Attorney Chris Hood wrote a letter back on November 3 stating, “The city disagrees entirely with your client’s position in this matter with respect to the city’s liability for breach of contract, as the city has committed no such breach, even assuming for sake of argument only that the contract referenced in your October 28 letter remains in force at this time.

“Nonetheless, the city desires to meet with you and your client to discuss possible resolution of this dispute to bring this matter to a close and to allow Cook County…to move forward with the county’s community center project…, which the county has indicated is in jeopardy due to your threatened lawsuit.

“The city is making this effort to contact you again since we believe the project will be of significant benefit to all of the citizens of Cook County and the region, and it is therefore in the public interest for the city to pursue resolution of this dispute, which is now needlessly and without foundation holding this project and this community hostage. Action at this time is necessary to forestall litigation.”

On November 15, 2011, Cook County Attorney Tim Scannell told the county board that Attorney Hood said Burbach’s attorney wants to meet in his office on December 7 or 8. Scannell said he would be down in the Cities at that time and planned to attend this meeting to discuss the possibility of a financial settlement with Burbach.

Leftover funds

The board discussed what can be done with leftover funds from 1 Percent Recreation and Infrastructure Tax projects— such as the proposed community center—that come in under budget. The library expansion project is expected to have some contingency funds left over, and a question arose as to who can authorize what happens to those funds.

Attorney Tim Scannell recommended to commissioners that they be clear when they pass motions approving 1 percent projects whether the amount is a set amount or an amount up to a maximum amount.

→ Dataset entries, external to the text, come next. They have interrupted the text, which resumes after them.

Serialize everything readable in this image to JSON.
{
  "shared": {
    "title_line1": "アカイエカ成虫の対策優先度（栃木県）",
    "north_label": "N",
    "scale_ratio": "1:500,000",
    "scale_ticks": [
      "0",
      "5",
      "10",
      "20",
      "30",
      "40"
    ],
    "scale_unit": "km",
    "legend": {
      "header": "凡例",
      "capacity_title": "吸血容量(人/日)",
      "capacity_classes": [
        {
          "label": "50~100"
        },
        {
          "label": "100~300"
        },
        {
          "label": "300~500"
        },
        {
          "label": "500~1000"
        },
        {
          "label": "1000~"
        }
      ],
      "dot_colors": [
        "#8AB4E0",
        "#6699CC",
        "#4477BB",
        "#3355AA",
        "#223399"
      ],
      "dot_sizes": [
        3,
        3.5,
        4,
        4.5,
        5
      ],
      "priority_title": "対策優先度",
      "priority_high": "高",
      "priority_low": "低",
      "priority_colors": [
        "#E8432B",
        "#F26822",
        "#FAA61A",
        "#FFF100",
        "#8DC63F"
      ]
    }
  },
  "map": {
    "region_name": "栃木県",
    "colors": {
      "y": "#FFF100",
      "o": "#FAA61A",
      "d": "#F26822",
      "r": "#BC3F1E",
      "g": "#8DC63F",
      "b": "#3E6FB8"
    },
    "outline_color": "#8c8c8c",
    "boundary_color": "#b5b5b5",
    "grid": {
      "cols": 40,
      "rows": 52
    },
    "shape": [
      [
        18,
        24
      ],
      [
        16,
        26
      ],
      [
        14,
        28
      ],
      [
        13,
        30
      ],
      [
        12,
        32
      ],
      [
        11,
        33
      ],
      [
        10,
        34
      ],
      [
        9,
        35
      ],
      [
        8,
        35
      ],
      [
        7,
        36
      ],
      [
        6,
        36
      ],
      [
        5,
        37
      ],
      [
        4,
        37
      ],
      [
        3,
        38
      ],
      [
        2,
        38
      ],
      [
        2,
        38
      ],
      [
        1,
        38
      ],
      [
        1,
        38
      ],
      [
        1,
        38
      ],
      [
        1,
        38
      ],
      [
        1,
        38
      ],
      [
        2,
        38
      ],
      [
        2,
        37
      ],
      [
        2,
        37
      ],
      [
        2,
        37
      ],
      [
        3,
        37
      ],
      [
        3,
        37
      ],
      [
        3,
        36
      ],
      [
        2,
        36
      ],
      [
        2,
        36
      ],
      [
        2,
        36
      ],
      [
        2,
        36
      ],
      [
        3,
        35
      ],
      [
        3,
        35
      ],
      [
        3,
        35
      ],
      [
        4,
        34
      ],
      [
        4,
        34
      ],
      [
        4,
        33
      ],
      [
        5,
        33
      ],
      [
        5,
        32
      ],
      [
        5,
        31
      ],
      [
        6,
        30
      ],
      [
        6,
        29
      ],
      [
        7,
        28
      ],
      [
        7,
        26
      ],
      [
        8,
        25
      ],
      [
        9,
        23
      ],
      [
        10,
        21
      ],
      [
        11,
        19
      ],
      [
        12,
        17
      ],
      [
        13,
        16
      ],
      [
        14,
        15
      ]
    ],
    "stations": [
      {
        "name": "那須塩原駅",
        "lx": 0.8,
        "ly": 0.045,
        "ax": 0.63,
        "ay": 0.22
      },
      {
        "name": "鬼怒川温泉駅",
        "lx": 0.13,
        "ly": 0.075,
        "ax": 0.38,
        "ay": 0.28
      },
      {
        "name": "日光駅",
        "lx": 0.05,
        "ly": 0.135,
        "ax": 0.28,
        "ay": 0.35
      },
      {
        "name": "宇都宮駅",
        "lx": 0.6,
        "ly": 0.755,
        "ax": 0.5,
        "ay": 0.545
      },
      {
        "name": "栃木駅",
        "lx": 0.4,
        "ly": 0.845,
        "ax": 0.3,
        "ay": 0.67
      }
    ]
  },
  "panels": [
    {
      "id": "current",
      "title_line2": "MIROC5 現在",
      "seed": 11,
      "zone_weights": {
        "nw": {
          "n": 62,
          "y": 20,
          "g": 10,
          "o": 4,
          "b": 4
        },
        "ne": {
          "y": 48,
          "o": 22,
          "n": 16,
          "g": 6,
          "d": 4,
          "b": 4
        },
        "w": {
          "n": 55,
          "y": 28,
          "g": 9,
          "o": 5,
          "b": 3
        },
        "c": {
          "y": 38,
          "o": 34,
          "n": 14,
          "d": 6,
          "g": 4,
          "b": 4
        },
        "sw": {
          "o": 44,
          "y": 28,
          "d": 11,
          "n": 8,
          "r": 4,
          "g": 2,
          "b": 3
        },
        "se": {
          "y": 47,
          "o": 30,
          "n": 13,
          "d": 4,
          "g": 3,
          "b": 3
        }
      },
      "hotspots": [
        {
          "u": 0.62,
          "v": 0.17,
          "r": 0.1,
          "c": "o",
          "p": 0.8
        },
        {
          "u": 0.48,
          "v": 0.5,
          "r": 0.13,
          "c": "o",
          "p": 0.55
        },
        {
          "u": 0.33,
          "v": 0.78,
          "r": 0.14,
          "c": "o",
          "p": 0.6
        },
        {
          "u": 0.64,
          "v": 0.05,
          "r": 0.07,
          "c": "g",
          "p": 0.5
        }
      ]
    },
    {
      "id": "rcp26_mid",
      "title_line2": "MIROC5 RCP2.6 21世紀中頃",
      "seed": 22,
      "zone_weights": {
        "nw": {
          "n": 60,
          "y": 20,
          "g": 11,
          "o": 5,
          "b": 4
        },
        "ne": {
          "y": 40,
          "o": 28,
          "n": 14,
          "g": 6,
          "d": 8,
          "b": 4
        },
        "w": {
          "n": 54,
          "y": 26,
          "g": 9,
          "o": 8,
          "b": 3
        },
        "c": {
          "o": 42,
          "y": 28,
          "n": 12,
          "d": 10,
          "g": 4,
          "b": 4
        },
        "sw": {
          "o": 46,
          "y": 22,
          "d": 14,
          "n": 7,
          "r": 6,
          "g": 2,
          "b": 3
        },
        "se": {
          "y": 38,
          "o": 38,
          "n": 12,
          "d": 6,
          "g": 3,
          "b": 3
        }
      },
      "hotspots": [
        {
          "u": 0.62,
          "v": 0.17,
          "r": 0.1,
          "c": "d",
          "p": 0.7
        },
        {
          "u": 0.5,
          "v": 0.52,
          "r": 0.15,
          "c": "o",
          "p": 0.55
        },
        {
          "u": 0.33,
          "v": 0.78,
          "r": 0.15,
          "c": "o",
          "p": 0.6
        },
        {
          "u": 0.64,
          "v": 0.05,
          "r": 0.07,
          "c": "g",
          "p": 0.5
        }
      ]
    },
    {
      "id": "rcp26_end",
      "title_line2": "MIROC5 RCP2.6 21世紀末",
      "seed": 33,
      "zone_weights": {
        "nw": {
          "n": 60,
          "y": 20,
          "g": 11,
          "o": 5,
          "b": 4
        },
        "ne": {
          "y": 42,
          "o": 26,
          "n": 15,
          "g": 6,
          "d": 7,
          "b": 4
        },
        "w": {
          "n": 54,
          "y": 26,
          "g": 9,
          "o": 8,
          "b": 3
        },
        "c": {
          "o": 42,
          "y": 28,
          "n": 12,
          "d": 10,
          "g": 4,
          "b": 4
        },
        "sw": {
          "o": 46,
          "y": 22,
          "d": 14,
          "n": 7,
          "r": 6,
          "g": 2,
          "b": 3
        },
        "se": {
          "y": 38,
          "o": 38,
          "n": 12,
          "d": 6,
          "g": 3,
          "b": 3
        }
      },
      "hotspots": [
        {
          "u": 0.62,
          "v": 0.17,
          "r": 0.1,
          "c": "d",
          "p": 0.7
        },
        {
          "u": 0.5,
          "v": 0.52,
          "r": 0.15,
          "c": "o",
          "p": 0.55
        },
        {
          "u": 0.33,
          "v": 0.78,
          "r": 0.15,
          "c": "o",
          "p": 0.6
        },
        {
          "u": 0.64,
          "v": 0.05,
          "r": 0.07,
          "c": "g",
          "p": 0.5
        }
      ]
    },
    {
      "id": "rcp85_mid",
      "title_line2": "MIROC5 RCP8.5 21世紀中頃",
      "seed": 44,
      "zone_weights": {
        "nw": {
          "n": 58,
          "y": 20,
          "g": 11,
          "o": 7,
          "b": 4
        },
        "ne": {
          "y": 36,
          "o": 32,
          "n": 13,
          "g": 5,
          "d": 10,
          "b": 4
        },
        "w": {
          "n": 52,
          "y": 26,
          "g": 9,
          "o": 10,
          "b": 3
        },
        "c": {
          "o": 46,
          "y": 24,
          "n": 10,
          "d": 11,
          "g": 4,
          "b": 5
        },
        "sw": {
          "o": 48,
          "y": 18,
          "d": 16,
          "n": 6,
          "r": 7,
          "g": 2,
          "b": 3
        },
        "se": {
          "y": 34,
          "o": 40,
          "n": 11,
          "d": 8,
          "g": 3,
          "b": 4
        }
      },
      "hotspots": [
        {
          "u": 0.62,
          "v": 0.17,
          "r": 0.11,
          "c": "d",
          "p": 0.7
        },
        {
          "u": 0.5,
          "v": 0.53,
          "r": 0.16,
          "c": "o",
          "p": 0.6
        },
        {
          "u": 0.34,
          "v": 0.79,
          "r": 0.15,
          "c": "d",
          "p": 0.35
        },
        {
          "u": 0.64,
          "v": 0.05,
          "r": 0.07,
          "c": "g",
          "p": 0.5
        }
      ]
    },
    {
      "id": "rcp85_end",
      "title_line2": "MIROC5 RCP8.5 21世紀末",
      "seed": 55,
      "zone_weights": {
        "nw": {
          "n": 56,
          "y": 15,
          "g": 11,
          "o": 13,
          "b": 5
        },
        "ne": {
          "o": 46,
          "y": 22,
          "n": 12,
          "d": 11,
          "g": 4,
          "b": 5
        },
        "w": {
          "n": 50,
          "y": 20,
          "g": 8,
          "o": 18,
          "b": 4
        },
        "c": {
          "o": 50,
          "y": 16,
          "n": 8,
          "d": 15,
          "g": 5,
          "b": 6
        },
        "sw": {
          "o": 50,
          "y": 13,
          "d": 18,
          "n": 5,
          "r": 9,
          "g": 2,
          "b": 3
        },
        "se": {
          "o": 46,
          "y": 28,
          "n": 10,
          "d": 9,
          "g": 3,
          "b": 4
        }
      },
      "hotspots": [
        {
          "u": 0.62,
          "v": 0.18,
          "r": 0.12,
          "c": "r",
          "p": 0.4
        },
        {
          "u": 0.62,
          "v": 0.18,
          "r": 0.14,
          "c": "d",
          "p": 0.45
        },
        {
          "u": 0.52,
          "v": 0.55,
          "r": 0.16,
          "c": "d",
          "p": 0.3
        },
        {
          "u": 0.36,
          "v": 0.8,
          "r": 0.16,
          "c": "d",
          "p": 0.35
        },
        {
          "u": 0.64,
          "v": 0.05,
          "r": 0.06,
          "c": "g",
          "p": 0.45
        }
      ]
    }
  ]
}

The board told Rob Barse of ORB Management, the consultant firm overseeing the 1 percent projects, that they want the Grand Marais Library Board to formally request any reallocation of leftover funds from the library project.

Increasing project amounts

Community member Gene Glader expressed disapproval of the board’s authorizing $3.1 million for improvements at Superior National at Lutsen Golf Course instead of the $1.8 originally slated for the project. A maximum of $20 million (plus the cost of bonding) can be collected for 1 percent projects, so more money for one project means less money for others. Glader said he believed it would be “very bad” to take money from a project that hasn’t been fully planned yet, such as the proposed new community center, and give it to another project that is ready to move forward.